Journée mondiale sans tabac : L’Union Brésil dévoile les résultats d’une étude qui fera date

À l’occasion de la journée mondiale sans tabac, le 31 mai 2019, ont été publiés les résultats d’une nouvelle étude indiquant que les mesures de lutte antitabac prises par les autorités brésiliennes auraient contribué à réduire de manière significative la mortalité infantile et néonatale au cours des 20 dernières années. En outre, il a été estimé que si toutes les législations antitabac adoptées depuis 2004 avaient été intégrales et non partielles, 10 091 décès de nourrissons supplémentaires auraient pu être évités au Brésil.

Cette étude, intitulée Smoke-free legislation and neonatal and infant mortality in Brazil : a longitudinal quasi-experimental study (Législation antitabac et mortalité néonatale et infantile au Brésil : une étude longitudinale quasi expérimentale), a été publiée dans la revue Tobacco Control du BMJ. Cristiane Vianna, représentante de l'Union au Brésil, est l'une des auteurs de l'étude.
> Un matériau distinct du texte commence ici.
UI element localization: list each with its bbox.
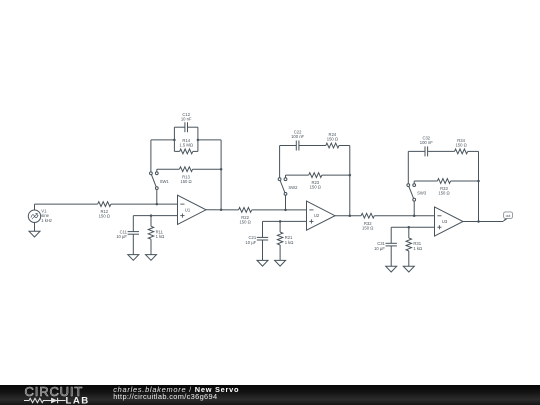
svg-text:1 kΩ: 1 kΩ: [156, 234, 165, 239]
svg-text:LAB: LAB: [66, 395, 90, 405]
wire SW3 throw A up to series RC feedback: [407, 151, 409, 183]
node: box right: [197, 139, 200, 142]
wire SW1 throw B up to R13: [156, 169, 158, 172]
wire U2 noninverting input: [263, 220, 307, 222]
capacitor C12 10 nF: [174, 112, 198, 132]
node: SW1 common joins U1 inverting input: [156, 203, 159, 206]
wire R22 to U2 inverting input: [252, 209, 307, 211]
svg-text:10 µF: 10 µF: [374, 246, 385, 251]
node: SW3 common joins U3 inverting input: [413, 214, 416, 217]
capacitor C31 10 uF: [374, 227, 397, 266]
svg-text:150 Ω: 150 Ω: [239, 220, 250, 225]
wire R32 to U3 inverting input: [374, 215, 434, 217]
capacitor C32 100 nF: [420, 135, 433, 156]
node: stage1 feedback joins output: [220, 209, 223, 212]
wire R13 to right vertical: [193, 168, 222, 170]
svg-text:100 nF: 100 nF: [420, 140, 433, 145]
wire V1 to R12: [35, 203, 98, 205]
wire R24 to right vertical: [339, 145, 350, 147]
resistor R23 150 Ohm: [309, 173, 322, 190]
ground below C31: [386, 266, 397, 272]
svg-text:150 Ω: 150 Ω: [362, 225, 373, 230]
svg-text:U2: U2: [314, 213, 320, 218]
ground below C21: [257, 260, 268, 266]
node: box left: [173, 139, 176, 142]
wire SW2 throw B up to R23: [285, 175, 287, 178]
wire SW3 throw B up to R33: [413, 181, 415, 184]
op-amp U1: [178, 195, 207, 224]
svg-text:SW1: SW1: [160, 179, 170, 184]
node: C11/R11 junction: [150, 214, 153, 217]
svg-text:SW3: SW3: [417, 191, 427, 196]
wire feedback right vertical down to U1 output: [220, 140, 222, 210]
svg-text:150 Ω: 150 Ω: [310, 185, 321, 190]
svg-text:SW2: SW2: [288, 185, 298, 190]
svg-text:150 Ω: 150 Ω: [327, 136, 338, 141]
node: C31/R31 junction: [408, 226, 411, 229]
svg-text:10 µF: 10 µF: [245, 240, 256, 245]
resistor R22 150 Ohm: [239, 208, 252, 225]
node: R23 joins right vertical: [349, 174, 352, 177]
svg-text:U1: U1: [185, 207, 191, 212]
wire SW2 common down to input node: [285, 195, 287, 210]
wire R23 to right vertical: [322, 174, 350, 176]
resistor R13 150 Ohm: [179, 167, 192, 184]
svg-text:150 Ω: 150 Ω: [455, 142, 466, 147]
voltage source V1 (sine 1 kHz): [28, 204, 52, 231]
CircuitLab logo: resistor-diode wire: [24, 398, 66, 404]
resistor R11 1 kOhm: [148, 216, 164, 255]
svg-text:1 kHz: 1 kHz: [41, 218, 52, 223]
node: stage3 feedback joins output: [477, 220, 480, 223]
parallel RC box frame (C12 // R14): [173, 127, 175, 151]
svg-text:150 Ω: 150 Ω: [438, 191, 449, 196]
wire stage2 feedback right vertical: [349, 146, 351, 216]
ground below R21: [275, 260, 286, 266]
svg-text:1.5 MΩ: 1.5 MΩ: [179, 142, 193, 147]
ground below R11: [146, 255, 157, 261]
wire SW1 throw A up to feedback RC box: [150, 140, 152, 172]
resistor R12 150 Ohm: [98, 202, 111, 219]
node: stage2 feedback joins output: [349, 214, 352, 217]
wire SW1 common down to input node: [156, 190, 158, 205]
resistor R32 150 Ohm: [361, 213, 374, 230]
wire R33 to right vertical: [451, 180, 479, 182]
wire stage3 feedback right vertical: [478, 151, 480, 221]
node out flag: [503, 212, 513, 222]
capacitor C22 100 nF: [291, 130, 304, 151]
op-amp U2: [307, 201, 336, 230]
svg-text:http://circuitlab.com/c36g694: http://circuitlab.com/c36g694: [113, 392, 217, 401]
switch SW1 (SPDT): [150, 172, 170, 190]
resistor R33 150 Ohm: [437, 179, 450, 196]
capacitor C11 10 uF: [116, 216, 139, 255]
node: C21/R21 junction: [279, 220, 282, 223]
wire U1 noninverting input: [133, 215, 177, 217]
ground below V1: [29, 231, 40, 237]
svg-text:150 Ω: 150 Ω: [99, 214, 110, 219]
resistor R31 1 kOhm: [406, 227, 422, 266]
switch SW2 (SPDT): [278, 178, 298, 196]
node: R13 joins right vertical: [220, 168, 223, 171]
wire U3 noninverting input: [391, 226, 434, 228]
wire U2 output to R32: [335, 215, 361, 217]
svg-text:100 nF: 100 nF: [291, 134, 304, 139]
svg-text:U3: U3: [442, 219, 448, 224]
svg-text:10 nF: 10 nF: [181, 117, 192, 122]
svg-text:150 Ω: 150 Ω: [180, 179, 191, 184]
resistor R14 1.5 MOhm: [174, 138, 198, 154]
svg-text:1 kΩ: 1 kΩ: [413, 246, 422, 251]
ground below C11: [128, 255, 139, 261]
wire SW3 common down to input node: [413, 201, 415, 216]
svg-text:1 kΩ: 1 kΩ: [285, 240, 294, 245]
resistor R24 150 Ohm: [326, 132, 339, 148]
wire C22 to R24: [299, 145, 326, 147]
svg-text:out: out: [506, 214, 511, 218]
wire R12 to U1 inverting input: [111, 203, 178, 205]
wire U1 output to R22: [206, 209, 239, 211]
resistor R34 150 Ohm: [455, 138, 468, 154]
wire SW2 throw A up to series RC feedback: [279, 146, 281, 178]
wire C32 to R34: [428, 150, 455, 152]
resistor R21 1 kOhm: [277, 221, 293, 260]
switch SW3 (SPDT): [407, 184, 427, 201]
wire U3 output to out flag: [463, 221, 503, 223]
wire box right to feedback right vertical: [198, 139, 221, 141]
ground below R31: [403, 266, 414, 272]
wire R34 to right vertical: [468, 150, 479, 152]
node: SW2 common joins U2 inverting input: [284, 209, 287, 212]
op-amp U3: [435, 207, 464, 236]
capacitor C21 10 uF: [245, 221, 268, 260]
svg-text:10 µF: 10 µF: [116, 234, 127, 239]
node: R33 joins right vertical: [477, 180, 480, 183]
Elle a également pris la parole à la manifestation organisée par l'Institut brésilien contre le cancer (INCA) lors de la Journée mondiale sans tabac, le 31 mai 2019. L’INCA fait partie des bénéficiaires des subventions versées par L’Union dans la région Amérique latine au titre de la lutte antitabac.

Considéré comme l’un des principaux acteurs mondiaux de la lutte antitabac, le Brésil a renforcé sa législation antitabac de manière progressive en l’étendant peu à peu à l’ensemble de ses États et municipalités, avant de promulguer une loi fédérale intégrale en 2014. L'étude s’est appuyée sur cet exemple unique de mise en application progressive d’une législation pour comparer les effets respectifs des restrictions partielles et intégrales dans l’ensemble des municipalités brésiliennes, de janvier 2000 à décembre 2016. La législation antitabac intégrale interdit de fumer dans les lieux publics fermés et réduit par conséquent le tabagisme passif.

Dans ce contexte, l’étude a examiné l’évolution de la mortalité néonatale et infantile parallèlement au renforcement de la législation antitabac au Brésil sur la période en question. Il s'agit ni plus ni moins de la première étude à analyser les effets d’une législation antitabac sur la mortalité infantile et néonatale dans un pays à faible et moyen revenu. Les résultats indiquent que l'entrée en vigueur de la législation s'est accompagnée de baisses significatives et importantes des taux de mortalité néonatale et infantile. L’application de la législation antitabac partielle a été assortie d’une première réduction de 3,3 % du taux de mortalité infantile au niveau des municipalités. L’application de la législation antitabac intégrale a entraîné une seconde baisse respective de 5,2 % et de 3,4 % de la mortalité infantile et néonatale, avec à la clé une diminution annuelle de 0,36 % de la mortalité infantile. Des résultats qui s’inscrivent dans la lignée des études déjà menées sur ce sujet dans des pays à revenu élevé.

Avant cette étude, il existait peu de données factuelles attestant que l’application d'une législation antitabac pouvait contribuer à la réalisation de l'Objectif de développement durable (ODD) relatif à la réduction de la mortalité néonatale dans les pays à faible et moyen revenu. Dans ces pays, les taux de tabagisme et le tabagisme passif sont souvent élevés, et la mise en œuvre des politiques antitabac peut laisser à désirer. Un tiers des pays à faible et moyen revenu ne devraient pas atteindre les cibles fixées par les ODD en ce qui concerne la mortalité néonatale. Par ailleurs, les études précédentes n'avaient pas comparé les effets bénéfiques pour la santé induits respectivement par des législations antitabac partielle et intégrale. Un détail important puisque seulement 20 % de la population mondiale bénéficie d’une législation antitabac intégrale.

Cette étude pourrait donc avoir des répercussions évidentes sur les mesures de lutte antitabac déployées dans d’autres pays, mesures ayant un rôle important à jouer dans les politiques nécessaires en vue d’atteindre les cibles de santé infantile fixées par l’ODD3. Les mesures de lutte contre le tabagisme – qu’il s’agisse des lois antitabac, de l'augmentation des taxes d’accise ou de l'interdiction de la publicité et de la promotion en faveur du tabac – sont soit sans incidence financière, soit génératrices de recettes. La seule condition nécessaire à leur bonne mise en œuvre est donc la présence d’une volonté politique.

L'Union soutient la lutte antitabac au Brésil depuis plus de dix ans. Elle a aidé l'INCA et la Fondation Oswaldo Cruz (Fiocruz) à mener à bien une réforme majeure de la politique nationale de lutte antitabac qui a entraîné une baisse du taux de tabagisme chez les adultes, hissant le pays parmi les principaux acteurs régionaux en matière de lutte antitabac.